The revised Alternative Investment Fund Managers Directive (AIFMD) could lead to a pan-European passport for lending activities, harmonising private credit across the continent.
The updated version of the EU legislation incorporates rules for loan origination funds for the first time, meaning that private credit fund managers will need to comply with stricter requirements.
“AIFMD was first conceived as a manager regime,” said Matthew Keogh, investment funds partner at law firm Linklaters.
“This is principally the first time it’s moved into product regulation, impacting how managers raise private credit funds, the policies and procedures they need to have, gearing limits and the choice of whether they’re open or closed ended.
“There’s the potential promise of a pan-European passport for actual lending activities. It’s not a harmonised regime across the continent, some countries are easier than others to lend in. For instance, the UK is an easy market – unless you’re lending to consumers there is little oversight from the AIFMD. In other countries, it’s harder and requires significantly more structuring and in some it is near impossible without a banking licence.
“The extension regarding loan origination offers some possibility of harmonisation. Some countries could choose to ‘gold plate’ that with extra regulations, but it’s a positive thing.”
However, the revised AIFMD could present challenges for EU fund managers that are lending into the US.
“One of these [complications] is ECI risk – effectively tax leakage for loans coming out of the US,” said Keogh.

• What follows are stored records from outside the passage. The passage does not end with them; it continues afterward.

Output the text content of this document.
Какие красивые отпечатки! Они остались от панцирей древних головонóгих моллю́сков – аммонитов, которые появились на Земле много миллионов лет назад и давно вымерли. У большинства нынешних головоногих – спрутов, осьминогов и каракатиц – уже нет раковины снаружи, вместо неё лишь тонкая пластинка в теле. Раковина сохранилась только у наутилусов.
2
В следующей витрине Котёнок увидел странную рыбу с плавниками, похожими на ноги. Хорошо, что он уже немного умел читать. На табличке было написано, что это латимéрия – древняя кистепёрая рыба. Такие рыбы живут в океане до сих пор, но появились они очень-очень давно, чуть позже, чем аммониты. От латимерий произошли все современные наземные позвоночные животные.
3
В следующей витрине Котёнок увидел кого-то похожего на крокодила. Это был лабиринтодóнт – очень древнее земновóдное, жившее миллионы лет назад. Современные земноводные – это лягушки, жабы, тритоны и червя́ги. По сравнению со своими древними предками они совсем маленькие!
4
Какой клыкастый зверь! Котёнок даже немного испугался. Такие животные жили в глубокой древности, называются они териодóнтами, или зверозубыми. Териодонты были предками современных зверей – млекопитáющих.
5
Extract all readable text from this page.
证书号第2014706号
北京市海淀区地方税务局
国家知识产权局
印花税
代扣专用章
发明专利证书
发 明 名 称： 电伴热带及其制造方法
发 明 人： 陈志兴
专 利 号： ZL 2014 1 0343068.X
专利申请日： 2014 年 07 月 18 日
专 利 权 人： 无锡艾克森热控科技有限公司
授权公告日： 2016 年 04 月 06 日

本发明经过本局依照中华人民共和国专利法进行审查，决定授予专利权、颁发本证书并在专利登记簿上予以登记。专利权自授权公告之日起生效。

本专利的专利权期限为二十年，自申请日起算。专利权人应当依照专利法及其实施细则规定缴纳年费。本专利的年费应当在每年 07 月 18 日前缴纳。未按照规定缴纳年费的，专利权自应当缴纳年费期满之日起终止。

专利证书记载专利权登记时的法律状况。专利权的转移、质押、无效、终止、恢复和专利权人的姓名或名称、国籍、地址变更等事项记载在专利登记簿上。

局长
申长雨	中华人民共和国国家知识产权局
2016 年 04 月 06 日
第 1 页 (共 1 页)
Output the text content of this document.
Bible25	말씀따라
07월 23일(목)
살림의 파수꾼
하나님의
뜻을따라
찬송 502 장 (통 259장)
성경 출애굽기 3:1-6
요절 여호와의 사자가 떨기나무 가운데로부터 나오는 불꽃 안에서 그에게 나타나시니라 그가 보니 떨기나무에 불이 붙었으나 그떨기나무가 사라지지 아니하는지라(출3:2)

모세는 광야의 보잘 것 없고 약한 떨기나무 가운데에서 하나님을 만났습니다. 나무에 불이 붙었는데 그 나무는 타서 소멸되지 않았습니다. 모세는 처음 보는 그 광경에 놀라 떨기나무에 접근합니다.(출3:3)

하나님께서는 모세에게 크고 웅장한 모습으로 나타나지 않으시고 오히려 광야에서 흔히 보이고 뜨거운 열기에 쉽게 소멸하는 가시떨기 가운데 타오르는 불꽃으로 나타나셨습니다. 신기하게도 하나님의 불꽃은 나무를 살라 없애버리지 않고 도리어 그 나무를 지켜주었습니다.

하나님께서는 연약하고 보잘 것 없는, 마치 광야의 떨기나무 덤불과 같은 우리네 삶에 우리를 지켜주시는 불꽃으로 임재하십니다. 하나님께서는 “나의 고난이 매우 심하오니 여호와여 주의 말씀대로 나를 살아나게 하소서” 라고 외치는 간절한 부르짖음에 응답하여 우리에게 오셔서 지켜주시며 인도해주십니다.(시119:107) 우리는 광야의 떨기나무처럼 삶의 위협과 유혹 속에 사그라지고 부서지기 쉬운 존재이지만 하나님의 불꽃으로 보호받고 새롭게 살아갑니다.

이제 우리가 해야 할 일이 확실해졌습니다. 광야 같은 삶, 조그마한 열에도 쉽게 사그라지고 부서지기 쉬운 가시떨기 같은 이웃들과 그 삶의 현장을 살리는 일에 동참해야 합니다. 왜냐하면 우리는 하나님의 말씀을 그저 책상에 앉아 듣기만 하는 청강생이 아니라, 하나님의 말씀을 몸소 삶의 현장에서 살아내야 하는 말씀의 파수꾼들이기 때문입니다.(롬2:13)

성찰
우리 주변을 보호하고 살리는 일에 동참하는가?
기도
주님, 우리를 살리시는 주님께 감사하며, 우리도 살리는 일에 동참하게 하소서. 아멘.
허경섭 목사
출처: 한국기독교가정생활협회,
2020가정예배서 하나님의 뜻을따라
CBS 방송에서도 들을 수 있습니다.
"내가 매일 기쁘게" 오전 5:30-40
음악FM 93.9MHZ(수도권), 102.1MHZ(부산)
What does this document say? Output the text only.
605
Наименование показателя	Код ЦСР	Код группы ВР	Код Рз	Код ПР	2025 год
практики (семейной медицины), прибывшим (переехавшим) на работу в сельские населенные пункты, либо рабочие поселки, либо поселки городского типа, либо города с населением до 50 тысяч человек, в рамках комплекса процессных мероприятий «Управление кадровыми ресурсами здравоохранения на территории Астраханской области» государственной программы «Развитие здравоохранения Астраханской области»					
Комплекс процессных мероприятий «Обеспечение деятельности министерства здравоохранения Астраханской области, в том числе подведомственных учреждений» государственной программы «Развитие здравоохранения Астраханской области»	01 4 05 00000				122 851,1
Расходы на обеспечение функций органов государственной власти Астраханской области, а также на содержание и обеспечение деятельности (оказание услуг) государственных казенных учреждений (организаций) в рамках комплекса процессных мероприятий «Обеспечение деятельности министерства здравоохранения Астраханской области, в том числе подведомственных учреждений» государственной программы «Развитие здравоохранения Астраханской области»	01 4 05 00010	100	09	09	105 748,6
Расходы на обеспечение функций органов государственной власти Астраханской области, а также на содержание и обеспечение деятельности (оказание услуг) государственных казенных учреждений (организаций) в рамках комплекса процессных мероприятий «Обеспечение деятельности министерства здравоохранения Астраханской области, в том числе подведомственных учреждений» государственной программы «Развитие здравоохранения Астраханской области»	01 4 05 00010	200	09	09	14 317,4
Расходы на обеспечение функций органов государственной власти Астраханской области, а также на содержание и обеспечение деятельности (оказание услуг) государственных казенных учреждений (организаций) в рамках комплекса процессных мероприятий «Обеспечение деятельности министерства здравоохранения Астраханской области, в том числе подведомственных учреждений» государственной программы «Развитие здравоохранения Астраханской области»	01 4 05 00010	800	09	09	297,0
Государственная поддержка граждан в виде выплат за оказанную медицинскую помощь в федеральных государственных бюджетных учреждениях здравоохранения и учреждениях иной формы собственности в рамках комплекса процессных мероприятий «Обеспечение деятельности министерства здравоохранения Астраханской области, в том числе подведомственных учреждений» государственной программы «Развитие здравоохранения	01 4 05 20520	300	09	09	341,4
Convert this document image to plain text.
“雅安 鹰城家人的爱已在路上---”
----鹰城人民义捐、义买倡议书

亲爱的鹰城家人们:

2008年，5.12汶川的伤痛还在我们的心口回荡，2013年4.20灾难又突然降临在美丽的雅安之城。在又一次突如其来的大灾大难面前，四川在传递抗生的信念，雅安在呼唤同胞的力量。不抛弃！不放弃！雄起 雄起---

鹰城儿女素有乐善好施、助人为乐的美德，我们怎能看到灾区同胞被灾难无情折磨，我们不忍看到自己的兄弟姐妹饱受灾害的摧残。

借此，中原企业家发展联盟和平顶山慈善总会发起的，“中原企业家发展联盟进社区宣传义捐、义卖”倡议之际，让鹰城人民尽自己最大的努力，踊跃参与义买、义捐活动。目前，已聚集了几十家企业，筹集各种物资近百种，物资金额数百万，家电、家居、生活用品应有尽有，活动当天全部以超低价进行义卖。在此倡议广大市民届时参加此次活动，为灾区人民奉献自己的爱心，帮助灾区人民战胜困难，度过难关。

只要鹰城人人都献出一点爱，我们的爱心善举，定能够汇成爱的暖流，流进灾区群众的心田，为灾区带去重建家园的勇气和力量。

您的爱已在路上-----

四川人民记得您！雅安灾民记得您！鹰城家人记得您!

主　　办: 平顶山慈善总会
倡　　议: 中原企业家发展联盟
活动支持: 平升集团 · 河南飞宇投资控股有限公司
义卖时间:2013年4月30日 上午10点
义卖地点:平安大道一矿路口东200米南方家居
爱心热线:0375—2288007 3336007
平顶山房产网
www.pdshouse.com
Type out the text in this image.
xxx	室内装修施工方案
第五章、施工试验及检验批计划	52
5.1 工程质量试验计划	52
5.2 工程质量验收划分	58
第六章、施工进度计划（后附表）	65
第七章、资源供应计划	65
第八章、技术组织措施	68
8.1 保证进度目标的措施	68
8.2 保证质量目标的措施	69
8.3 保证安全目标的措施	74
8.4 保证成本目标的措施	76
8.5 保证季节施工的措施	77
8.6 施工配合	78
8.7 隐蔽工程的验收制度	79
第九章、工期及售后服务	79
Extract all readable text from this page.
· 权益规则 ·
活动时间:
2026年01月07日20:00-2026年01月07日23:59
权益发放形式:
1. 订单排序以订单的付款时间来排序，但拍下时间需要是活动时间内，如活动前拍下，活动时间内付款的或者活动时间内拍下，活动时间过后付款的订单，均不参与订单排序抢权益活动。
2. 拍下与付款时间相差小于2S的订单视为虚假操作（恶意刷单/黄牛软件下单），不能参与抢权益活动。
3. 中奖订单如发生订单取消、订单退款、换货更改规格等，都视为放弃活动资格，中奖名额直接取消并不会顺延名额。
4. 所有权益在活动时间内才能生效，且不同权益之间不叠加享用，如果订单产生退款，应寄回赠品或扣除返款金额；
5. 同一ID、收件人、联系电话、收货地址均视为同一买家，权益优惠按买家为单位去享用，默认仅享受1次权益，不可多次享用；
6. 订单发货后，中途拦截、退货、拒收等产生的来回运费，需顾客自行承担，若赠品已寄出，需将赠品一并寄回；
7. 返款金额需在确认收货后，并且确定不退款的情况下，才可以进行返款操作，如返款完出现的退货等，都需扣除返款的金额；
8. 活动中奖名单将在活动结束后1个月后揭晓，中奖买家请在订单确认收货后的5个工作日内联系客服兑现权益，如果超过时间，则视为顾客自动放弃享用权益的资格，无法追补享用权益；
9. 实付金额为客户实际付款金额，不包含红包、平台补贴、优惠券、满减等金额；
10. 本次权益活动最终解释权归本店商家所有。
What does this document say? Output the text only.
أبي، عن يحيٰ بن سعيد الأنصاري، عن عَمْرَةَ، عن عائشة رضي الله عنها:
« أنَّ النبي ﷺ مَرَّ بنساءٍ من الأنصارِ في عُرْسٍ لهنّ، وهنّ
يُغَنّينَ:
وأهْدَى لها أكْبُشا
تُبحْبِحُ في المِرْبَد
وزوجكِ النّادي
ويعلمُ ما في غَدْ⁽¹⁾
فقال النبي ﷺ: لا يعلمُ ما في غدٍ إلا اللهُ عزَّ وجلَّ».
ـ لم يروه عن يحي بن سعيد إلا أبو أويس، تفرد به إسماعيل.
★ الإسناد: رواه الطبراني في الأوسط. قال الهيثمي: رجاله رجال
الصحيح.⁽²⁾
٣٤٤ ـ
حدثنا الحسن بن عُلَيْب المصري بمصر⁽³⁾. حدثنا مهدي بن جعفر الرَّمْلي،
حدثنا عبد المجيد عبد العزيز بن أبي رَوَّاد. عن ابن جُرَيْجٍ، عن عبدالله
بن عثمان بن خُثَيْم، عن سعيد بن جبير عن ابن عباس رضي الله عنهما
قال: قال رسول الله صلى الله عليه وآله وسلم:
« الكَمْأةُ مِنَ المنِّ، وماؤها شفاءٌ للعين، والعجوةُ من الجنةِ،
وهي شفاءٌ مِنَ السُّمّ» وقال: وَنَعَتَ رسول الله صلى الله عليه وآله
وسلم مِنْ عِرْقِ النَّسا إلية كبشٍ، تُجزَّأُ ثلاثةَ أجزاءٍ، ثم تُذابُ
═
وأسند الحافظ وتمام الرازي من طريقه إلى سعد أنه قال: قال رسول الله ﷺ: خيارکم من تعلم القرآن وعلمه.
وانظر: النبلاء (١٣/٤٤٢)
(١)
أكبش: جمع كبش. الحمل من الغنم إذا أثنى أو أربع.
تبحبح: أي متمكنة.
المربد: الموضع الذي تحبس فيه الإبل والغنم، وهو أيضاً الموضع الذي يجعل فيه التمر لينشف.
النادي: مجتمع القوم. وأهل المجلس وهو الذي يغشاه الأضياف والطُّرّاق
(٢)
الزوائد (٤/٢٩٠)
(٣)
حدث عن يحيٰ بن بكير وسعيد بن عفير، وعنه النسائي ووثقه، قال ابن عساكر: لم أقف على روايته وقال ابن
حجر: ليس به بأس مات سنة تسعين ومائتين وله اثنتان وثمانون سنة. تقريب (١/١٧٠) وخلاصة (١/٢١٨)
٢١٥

“Sponsors use a number of approaches to mitigate this leakage, one of which involves a primary lender holding (or ‘seasoning’) a loan for a period of time and then selling the loan to another vehicle. Under the revised Directive, an EU managed fund will not be able to undertake the seasoning role.”
The European Parliament voted to update the AIFMD on 7 February and the text of the Directive was then adopted by the European Council later that month, before being published in the EU’s official journal. Member states have two years to adopt the rules in national laws and funds then have a further year to meet the additional data reporting requirements.